Professor Nixon was unusually quiet as the other scientists debated what they were. Deano could see that she already knew and was not prepared to tell them the dreadful truth: better they worked it out for themselves.

As the discussion continued, other exits from Deano’s subterranean world opened and the rest of the exiles emerged, blinking in the daylight and amazed that they were reverting to their true ages. Adults who had been infants and infants who had been teenagers were swapping clothes. Thankfully, because they had been protected by their subterranean existence, none of them dwindled into embryos or crumpled to skin and bones with accelerated ageing. All the same, introductions were complicated when the 15-year-old you had once known could be anything between five and 50.

The scientists and new arrivals agreed to form exploration parties for the sake of security, even though the only activity appeared to be by the creatures busily building their city.

Without warning one of the critters recognised Deano.

It squeaked urgently.

‘Hi,’ said the seven-year-old.

The others turned to wonder if the boy and creature were playing some bad joke.

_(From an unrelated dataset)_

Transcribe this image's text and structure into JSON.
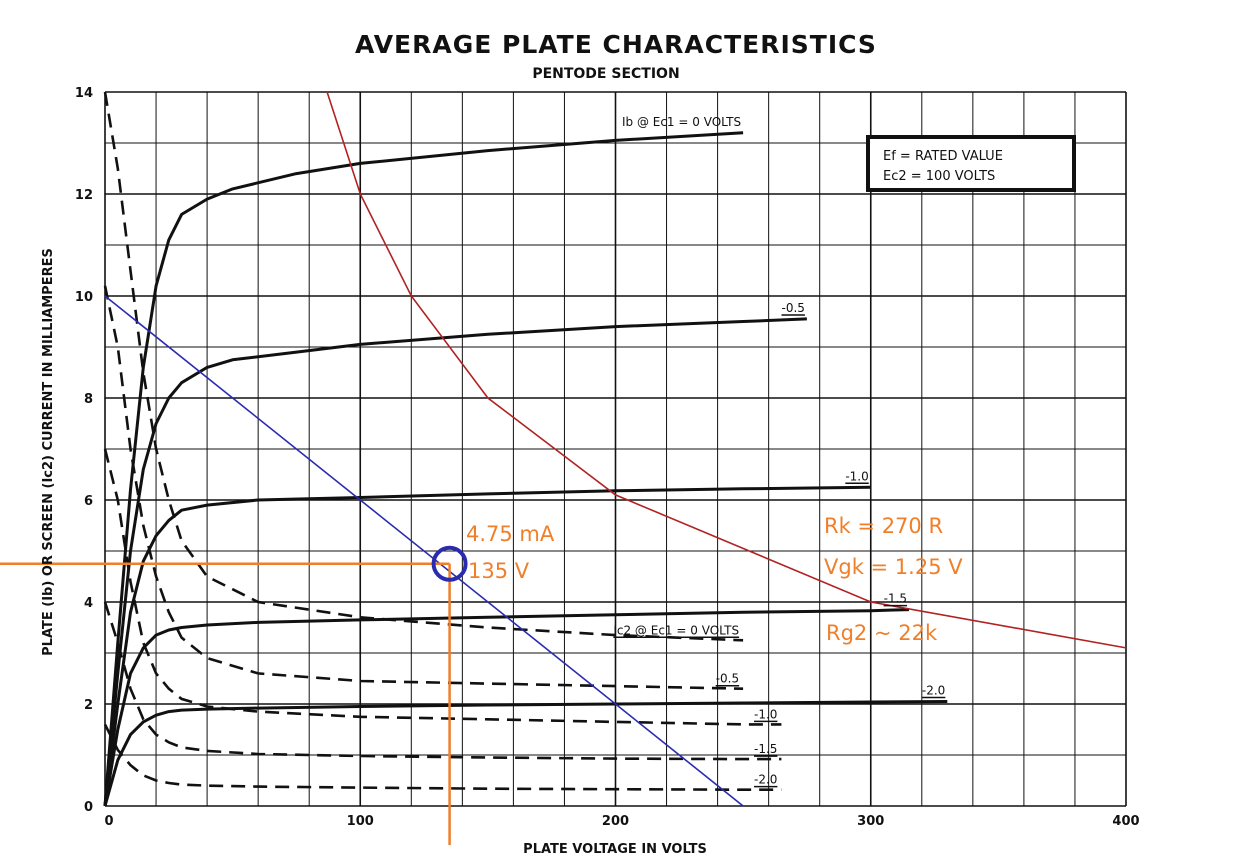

Then the rest of the animal’s companions stopped working.

This was the teenager who had released them before he went exploring in the subterranean depths, but he wasn’t quite as they remembered him.

‘She knows you?’ asked Professor Nixon.

‘Think they want to show us something,’ explained Deano.

He followed the creatures to a cocoon which was still intact.

Something inside it was moving. A luminous glow radiated through the cracks in its fibrous shell as it unzipped.

Everyone was engulfed by a bright light. When their eyes recovered they were aware of a figure glowing with phantom radiance.

Even the scientists stood speechless, until Professor Nixon admitted her worst fears, ‘Accelerated evolution.’

Deano was too startled to understand. ‘What?’

‘The nature of the time anomaly ultimately changed and instead of ageing, the survivors metabolisms were sent into accelerated evolution... as I predicated it would.’

Deano stared at the phantom figure and demanded with childlike impertinence, ‘Who are you?’

The newly emerged energy form said nothing. Expressionless, it dissolved into the air like steam.

‘What was that all about?’ he demanded.

Another scientist was loath to answer, ‘Perhaps it wasn’t able to communicate.’

Professor Nixon corrected him. ‘It evaporated before it could transmute into a higher life form. Humans are not ready for enlightenment. That will take another million years.’

Deano gasped. ‘So it really has disappeared?’

The Professor turned to the other search parties which were joining them. ‘It looks as though we will have to get used to the idea that the world will now be populated by Deano’s furry friends and fluorescent birds.’